Sophomore computer science and media production major representing the Gay-Straight Alliance Hazel Tepec said he felt as if the fair gave student organizations the opportunity to grow both in numbers and visibility.
“We’ve been steadily growing,” Tepec said. “A couple of years ago we got the Prism Center, which was a huge step forward for the LGBTQ+ community here at Southern Miss, so with us getting that resource center and with us being a present organization on campus, I believe that we’re growing…the fair helps with that a lot because it helps us get in touch with people that we wouldn’t normally see.”
Tepec said events like this one help expose the student body to a more diverse field of view when it comes to groups like the LGBTQ+ community.
“Primarily people who go to Southern Miss or are from the South are raised in the South, so they aren’t exposed to a lot of things,” Tepec said. “But when they come here, they get to see so much that they aren’t accustomed to. With the GSA being here at the involvement fair, we get to explain who we are and what we do, and it helps people realize that there are people like us out there.”

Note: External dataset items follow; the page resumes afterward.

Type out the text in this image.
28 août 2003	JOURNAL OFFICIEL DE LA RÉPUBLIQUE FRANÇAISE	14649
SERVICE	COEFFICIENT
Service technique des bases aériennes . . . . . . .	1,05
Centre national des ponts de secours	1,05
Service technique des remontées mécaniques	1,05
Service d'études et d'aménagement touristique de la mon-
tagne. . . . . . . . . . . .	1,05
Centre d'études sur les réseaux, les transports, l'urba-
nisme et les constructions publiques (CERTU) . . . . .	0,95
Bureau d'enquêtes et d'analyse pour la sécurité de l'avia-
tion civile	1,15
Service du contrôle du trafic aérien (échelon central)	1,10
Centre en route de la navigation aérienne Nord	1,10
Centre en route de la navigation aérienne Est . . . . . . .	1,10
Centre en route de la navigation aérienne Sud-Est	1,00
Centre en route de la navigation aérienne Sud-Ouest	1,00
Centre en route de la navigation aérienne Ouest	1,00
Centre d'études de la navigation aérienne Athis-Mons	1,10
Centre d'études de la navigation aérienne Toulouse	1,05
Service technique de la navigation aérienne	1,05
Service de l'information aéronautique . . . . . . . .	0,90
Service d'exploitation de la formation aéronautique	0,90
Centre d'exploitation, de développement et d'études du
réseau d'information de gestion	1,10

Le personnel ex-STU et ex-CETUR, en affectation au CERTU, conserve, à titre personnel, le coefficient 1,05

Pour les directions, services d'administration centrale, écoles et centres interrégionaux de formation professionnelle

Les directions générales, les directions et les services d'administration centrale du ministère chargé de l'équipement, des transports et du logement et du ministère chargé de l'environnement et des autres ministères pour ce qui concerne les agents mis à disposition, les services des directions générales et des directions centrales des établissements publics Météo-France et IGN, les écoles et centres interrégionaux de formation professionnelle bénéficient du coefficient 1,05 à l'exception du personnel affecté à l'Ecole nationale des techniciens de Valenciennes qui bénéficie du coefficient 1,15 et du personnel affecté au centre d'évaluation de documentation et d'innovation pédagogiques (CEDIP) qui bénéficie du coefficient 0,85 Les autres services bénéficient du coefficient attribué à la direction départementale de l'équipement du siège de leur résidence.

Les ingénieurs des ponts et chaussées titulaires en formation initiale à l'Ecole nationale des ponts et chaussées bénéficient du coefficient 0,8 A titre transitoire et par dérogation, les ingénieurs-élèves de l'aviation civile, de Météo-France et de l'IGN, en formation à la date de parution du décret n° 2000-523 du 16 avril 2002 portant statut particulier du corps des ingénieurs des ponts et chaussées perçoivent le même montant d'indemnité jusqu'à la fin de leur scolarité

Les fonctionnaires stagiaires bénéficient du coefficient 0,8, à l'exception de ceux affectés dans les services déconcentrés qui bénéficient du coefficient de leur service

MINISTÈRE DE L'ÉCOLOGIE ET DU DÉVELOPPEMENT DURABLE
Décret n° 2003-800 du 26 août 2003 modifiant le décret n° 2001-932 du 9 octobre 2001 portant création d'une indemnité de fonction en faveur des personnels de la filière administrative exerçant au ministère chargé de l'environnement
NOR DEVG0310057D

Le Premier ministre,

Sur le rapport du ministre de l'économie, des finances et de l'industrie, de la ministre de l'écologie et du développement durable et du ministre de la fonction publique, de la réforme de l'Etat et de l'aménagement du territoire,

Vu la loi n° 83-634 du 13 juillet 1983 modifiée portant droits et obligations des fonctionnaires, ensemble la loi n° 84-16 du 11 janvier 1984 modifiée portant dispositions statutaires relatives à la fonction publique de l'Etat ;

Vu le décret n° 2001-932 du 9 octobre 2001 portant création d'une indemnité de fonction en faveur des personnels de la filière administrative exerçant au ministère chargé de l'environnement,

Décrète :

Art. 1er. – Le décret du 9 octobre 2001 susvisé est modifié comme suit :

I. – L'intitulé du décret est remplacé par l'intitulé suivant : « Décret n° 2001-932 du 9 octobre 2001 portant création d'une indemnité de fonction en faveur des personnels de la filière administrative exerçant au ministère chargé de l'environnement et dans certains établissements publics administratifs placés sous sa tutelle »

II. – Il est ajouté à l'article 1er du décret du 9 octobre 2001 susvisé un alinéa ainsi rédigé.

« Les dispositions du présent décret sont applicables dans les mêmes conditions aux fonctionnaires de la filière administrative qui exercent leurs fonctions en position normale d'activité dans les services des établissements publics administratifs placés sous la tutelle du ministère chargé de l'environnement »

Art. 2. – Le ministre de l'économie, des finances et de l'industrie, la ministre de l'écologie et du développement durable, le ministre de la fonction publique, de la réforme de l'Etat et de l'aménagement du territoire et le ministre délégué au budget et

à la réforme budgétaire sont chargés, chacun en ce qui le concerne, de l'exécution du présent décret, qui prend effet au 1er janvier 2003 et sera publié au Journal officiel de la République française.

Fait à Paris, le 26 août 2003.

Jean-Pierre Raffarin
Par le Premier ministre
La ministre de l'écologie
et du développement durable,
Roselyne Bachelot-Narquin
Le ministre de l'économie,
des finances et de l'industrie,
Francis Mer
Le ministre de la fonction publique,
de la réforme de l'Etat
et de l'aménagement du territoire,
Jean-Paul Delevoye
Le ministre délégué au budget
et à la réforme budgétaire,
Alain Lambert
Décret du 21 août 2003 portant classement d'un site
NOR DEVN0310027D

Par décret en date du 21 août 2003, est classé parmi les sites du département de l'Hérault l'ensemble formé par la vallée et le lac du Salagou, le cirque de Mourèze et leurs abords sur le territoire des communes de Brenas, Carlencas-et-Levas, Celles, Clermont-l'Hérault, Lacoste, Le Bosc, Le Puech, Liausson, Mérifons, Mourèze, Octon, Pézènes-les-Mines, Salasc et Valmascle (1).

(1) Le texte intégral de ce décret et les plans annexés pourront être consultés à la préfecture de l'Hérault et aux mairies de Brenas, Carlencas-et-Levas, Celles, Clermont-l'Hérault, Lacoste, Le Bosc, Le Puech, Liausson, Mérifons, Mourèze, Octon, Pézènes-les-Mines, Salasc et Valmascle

Representatives from Volunteer USM, an organization that helps set up volunteer opportunities for its members both on and off campus, also participated in the fair.
Junior forensics and criminal justice major and one of the representatives for Volunteer USM said the involvement fair and events like it provide incoming freshman with the opportunity to find their place on campus.
“When you’re a freshman, you kind of don’t know where your place is on campus, and you don’t really know anybody,” Rogers said. “This helps you get your face out there and helps get you active in Southern Miss. You can come to these events and see that you’re not the only one who’s trying to get involved. It really helps you build that friendship base, and eventually, you venture out and start discovering what it is that you like.”
She also said she would like to see a similar involvement fair for exclusively volunteer organizations.
“I would want to see more events with the groups that we work with so that we could all explain what we do with each other because people will join Volunteer USM but not know that we’re connected with [the Center for Community Engagement] and all that,” Rogers said. If you’re in a group, but you don’t know whom you’re working with, it kind of defeats the purpose.”
A few new organizations were also present at the fair, one of them being the Southern Miss chapter of the International Justice Mission, an organization centered around raising funds towards fighting slavery, which just got approved this January.
Junior social work major and one of the representatives from the International Justice Mission Caroline Korson said events like the student involvement fair are vital to grow organizations.
“It’s essential because we have to get our name out there somehow, and social media can only go so far because we only know so many people to follow,” Korson said. “We also want a wide variety of people to be in our organization, not just people that we know or that we have connections within other organizations so that we can really represent the campus. These involvement fairs really help with that.”